× Homepage Programme Participants Location Social Events Presentation Instructions Practical Info

AIEL 2025


40th Conference of the Italian Association of Labour Economics

Department of Economics, Management and Statistics (DEMS)
University of Milano-Bicocca

Milan, 18-20 September 2025

Gender Gap and Minimum Wage Policy in Spain


Presenter

Pedro Trivin (University of Milan)


Coauthors

Ignacio Gonzalez and Raquel Sebastian


Abstract

In 2019, the Spanish government raised the minimum wage by 22.3%, marking an unprecedented increase in both nominal and real terms. This paper examines the impact of this increase on the gender wage gap. Our approach is twofold. First, we leverage municipal-level variations in exposure to the reform.

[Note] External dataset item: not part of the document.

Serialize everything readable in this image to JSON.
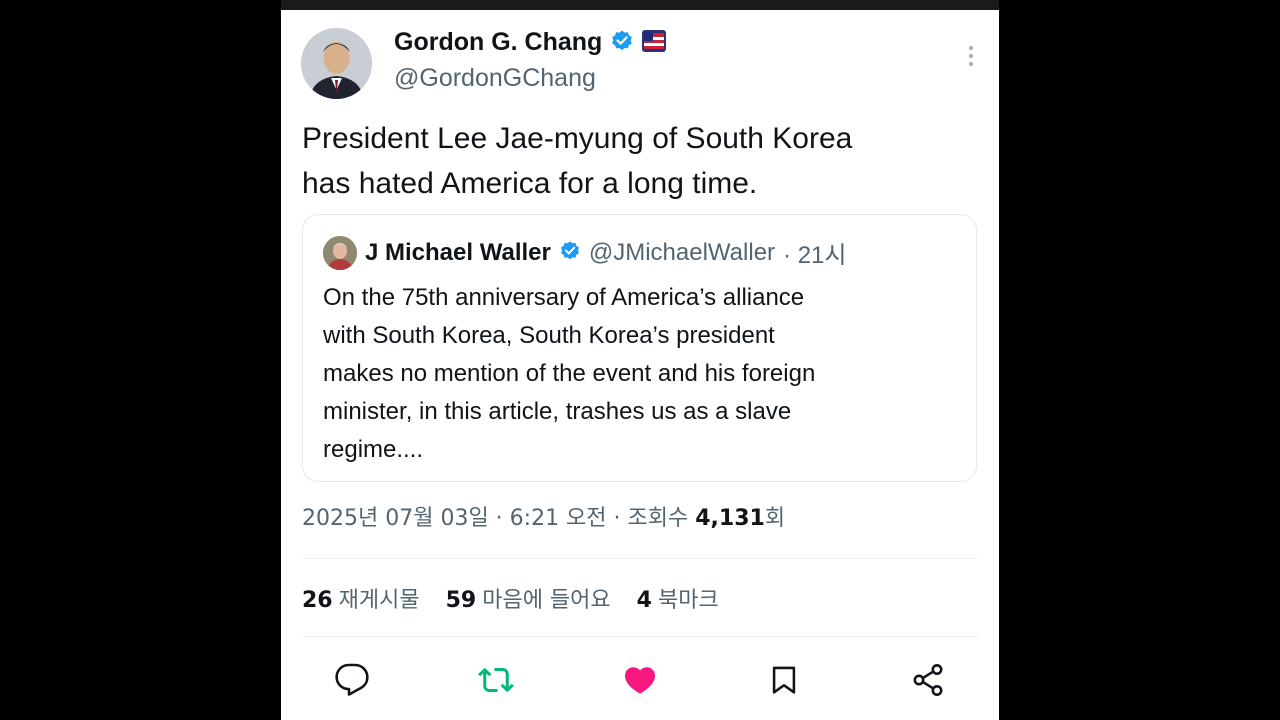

Our findings suggest that the minimum wage significantly reduced the gender wage gap, with 36% and 25% reductions at the 5th and 10th percentiles of the wage distribution, respectively. Second, we analyze individual-level data to compare the effects on wages and employment for both women and men. Here, our findings reveal that wages increased substantially and similarly for low-earnings men and women following the policy change, while neither their working hours nor employment probabilities were affected. Taken together, our results highlight three key findings: i) the minimum wage significantly reduced income disparities between men and women; ii) this reduction was primarily driven by compositional effects (i.e., women being overrepresented in low-paid jobs), as we find no evidence of differentiated impact between comparable men and women; iii) the minimum wage increase did not affect employment outcomes for either women or men.